2023年04月11日 | Weblog

 4月6日木曜日に病棟のベット表を見た時に、外来通院している66歳男性が整形外科に入院しているのに気づいた。

 10日前から特に誘因がなく腰痛が出現して動くのが困難になった。整形外科外来(新任医)を受診して、家庭の事情もあり、入院を希望したのだった。

 腰椎圧迫骨折は、腰椎単純X線だと良くわからないが、腰椎MRI脂肪抑制T2強調画像だと良くわかる。(CTだと新旧の鑑別が難しいが、MRIだとそれもわかる)

 

 内科にはパーキンソン症状+認知症で通院している。
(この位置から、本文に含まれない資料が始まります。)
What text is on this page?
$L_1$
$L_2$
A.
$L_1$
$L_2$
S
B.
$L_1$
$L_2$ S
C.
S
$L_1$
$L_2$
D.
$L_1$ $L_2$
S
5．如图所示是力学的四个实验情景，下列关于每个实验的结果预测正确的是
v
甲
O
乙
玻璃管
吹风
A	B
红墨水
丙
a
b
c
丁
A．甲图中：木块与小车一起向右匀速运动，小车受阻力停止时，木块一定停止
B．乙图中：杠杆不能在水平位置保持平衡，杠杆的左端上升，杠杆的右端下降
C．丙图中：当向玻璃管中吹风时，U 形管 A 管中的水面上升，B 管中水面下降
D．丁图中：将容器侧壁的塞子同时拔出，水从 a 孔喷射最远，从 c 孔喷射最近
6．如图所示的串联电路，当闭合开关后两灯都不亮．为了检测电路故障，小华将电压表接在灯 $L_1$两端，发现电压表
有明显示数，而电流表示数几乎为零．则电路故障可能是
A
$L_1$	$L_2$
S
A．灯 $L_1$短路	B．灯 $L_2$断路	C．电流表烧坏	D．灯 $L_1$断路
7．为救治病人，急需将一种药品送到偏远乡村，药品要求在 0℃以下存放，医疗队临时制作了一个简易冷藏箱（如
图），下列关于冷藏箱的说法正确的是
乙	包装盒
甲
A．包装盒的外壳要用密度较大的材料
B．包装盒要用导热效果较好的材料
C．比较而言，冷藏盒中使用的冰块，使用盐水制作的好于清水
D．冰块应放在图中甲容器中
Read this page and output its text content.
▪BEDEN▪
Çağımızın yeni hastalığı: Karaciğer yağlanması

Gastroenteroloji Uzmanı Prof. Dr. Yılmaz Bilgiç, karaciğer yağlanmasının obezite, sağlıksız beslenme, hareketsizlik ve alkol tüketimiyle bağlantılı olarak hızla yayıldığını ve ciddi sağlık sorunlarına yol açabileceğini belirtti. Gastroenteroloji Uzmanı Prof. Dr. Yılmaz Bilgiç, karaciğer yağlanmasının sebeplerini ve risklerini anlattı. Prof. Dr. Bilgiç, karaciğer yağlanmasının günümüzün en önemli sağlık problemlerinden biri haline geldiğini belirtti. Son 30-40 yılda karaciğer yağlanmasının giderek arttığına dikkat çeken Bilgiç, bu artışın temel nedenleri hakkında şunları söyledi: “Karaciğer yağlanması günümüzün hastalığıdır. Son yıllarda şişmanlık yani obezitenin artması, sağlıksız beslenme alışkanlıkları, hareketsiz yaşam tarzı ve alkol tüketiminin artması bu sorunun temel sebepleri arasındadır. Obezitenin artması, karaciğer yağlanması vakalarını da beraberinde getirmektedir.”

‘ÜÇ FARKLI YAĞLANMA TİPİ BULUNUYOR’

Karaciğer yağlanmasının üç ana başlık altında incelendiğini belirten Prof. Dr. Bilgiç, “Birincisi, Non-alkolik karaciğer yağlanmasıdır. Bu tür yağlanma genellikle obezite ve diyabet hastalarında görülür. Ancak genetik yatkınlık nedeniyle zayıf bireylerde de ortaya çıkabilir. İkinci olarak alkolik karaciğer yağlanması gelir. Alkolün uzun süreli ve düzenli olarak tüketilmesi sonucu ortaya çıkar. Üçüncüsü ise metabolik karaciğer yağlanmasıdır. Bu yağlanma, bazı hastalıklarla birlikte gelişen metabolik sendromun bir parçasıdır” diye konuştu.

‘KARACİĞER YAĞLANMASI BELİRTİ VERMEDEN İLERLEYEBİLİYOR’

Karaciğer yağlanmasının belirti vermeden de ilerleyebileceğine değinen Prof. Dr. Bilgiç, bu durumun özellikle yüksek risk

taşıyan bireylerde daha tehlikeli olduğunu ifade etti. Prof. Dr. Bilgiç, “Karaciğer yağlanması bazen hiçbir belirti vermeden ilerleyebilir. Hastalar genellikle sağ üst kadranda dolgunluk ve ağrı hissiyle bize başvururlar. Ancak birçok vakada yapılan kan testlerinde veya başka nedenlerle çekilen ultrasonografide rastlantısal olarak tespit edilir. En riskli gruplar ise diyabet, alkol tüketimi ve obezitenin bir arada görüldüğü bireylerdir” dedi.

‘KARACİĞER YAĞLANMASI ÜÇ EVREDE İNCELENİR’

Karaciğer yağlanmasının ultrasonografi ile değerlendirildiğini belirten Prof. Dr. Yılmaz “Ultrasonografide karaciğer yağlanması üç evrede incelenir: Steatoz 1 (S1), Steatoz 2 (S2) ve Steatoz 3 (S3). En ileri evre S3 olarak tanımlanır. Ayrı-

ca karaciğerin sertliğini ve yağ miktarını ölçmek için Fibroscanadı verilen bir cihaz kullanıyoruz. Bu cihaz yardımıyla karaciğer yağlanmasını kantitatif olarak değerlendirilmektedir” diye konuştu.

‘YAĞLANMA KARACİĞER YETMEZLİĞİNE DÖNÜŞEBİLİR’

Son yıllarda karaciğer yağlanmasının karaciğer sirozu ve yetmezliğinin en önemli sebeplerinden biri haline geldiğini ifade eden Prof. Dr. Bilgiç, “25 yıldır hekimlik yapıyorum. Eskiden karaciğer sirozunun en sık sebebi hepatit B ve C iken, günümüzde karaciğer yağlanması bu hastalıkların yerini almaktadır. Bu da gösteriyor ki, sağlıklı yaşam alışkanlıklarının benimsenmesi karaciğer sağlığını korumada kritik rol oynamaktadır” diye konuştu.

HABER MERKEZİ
家族は、施設で介護の仕事をしている40歳代の妻と妻の母親(車椅子使用)だった。

 2年前に内科の新患を受診して、外来担当の若い先生(卒後3年目の終わりごろ)から相談された。いつからか正確にはわからないが、少なくとも2年以上前から四肢の動きが悪くなり、仕事ができなくなっていたそうだ。その間、病院を受診していなかった。

 動きが悪くなってきても受診しなかったというのは、認知力低下があったと思われる。やっと受診させた家族の対応もよくわからないが。

 四肢の動きが悪いのは麻痺ではなく、運動調節障害でパーキンソン症状の無動(寡動)だった。筋強剛と振戦もあった。認知力低下があり、それが先行したが、少なくともパーキンソン症状と同時期に進行していたらしい。

 幻視と睡眠時の異常もあった(大声で叫ぶ+行動異常も)。パーキンソン病で認知量というよりは、レビー小体型認知症が疑われた。

 パーキンソンを伴う患者さんはうつ状態の印象があり、この患者さんもそういう印象はある。それとは別に、のらりくらりという感じで、もともとの性格的なものと思われる反応の仕方があった。

 脳神経内科医に相談したが、そののらりくらりが気に入らなかったらしく、「内科で診てよ」となった。(割とありがちな対応ではあった)

 睡眠時の行動異常に対して、一時的にクエチアピンを使用したが、その後は不要となった。クロナゼパムだけでいいと、家族から言われた。

 少量のレボドパ製剤だけで動きは良くなっていた。不安定さはあるが、自力歩行で通院していた。認知力障害があり、通院時は、仕事を休めない妻の代わりに、妻の母親がいっしょに来ていた。

 身体的には良い患者さんが、身体的には良くないが頭はしっかりしている妻の母親の車椅子を押して受診するという、不思議な受診形態だった。